O Tribunal de Justiça do Paraná suspendeu, nesta quarta-feira (13), a punição contra o deputado estadual Renato Freitas (PT-PR) aplicada pelo Conselho de Ética da Assembleia Legislativa (Alep), reconhecendo ilegalidade no processo movido por governistas.
O desembargador Jorge de Oliveira Vargas concedeu liminar no Mandado de Segurança impetrado pela defesa de Renato Freitas, impedindo a execução da pena de 30 dias de suspensão das prerrogativas parlamentares.
A decisão aponta que a penalidade prevista no artigo 275 do Regimento Interno da Alep só se aplica a casos de reincidência ou a condutas específicas dos incisos VI a VIII do artigo 271, o que não se verificou no processo contra o petista. O parecer da relatora Márcia Huçulak (PSD) não mencionou reincidência nem enquadramento adequado das condutas.

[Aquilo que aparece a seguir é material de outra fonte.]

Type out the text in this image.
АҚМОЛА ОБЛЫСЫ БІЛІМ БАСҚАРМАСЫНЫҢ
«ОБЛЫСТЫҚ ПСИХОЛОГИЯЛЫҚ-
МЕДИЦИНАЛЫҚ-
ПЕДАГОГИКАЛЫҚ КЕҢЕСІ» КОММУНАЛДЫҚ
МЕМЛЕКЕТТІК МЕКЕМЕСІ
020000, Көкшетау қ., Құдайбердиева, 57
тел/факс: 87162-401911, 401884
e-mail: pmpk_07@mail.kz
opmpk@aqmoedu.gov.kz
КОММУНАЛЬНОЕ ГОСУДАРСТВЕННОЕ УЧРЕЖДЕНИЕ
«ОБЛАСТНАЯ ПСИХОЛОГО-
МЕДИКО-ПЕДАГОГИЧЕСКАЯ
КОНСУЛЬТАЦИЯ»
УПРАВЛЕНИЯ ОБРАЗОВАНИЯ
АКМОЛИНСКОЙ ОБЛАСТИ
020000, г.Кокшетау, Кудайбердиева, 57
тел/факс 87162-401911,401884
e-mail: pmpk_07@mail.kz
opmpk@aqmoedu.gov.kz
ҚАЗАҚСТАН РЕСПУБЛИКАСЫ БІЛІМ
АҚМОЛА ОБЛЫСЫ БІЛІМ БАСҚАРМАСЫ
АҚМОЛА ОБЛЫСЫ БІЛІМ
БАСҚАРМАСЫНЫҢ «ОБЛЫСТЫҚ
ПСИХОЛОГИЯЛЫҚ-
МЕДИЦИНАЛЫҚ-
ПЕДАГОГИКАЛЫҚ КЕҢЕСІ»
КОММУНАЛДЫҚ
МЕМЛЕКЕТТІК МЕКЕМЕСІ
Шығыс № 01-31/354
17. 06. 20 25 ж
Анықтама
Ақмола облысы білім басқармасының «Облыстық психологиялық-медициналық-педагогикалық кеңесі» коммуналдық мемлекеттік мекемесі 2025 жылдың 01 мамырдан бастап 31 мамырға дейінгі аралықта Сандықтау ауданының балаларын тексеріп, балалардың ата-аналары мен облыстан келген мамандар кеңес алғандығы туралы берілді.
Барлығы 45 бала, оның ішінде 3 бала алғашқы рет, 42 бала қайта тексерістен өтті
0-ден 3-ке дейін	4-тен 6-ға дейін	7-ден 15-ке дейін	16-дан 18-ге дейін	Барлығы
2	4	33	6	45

Renato havia sido processado após apoiar, em 2024, protesto de professores contra a privatização de escolas. Para a defesa, o caso foi marcado por perseguição política e ilegalidades, incluindo a extrapolação do prazo de 60 dias previsto no artigo 288 do Regimento Interno para conclusão do processo no Conselho de Ética. A representação foi aberta em 7 de abril e deveria ter sido encerrada até 6 de junho.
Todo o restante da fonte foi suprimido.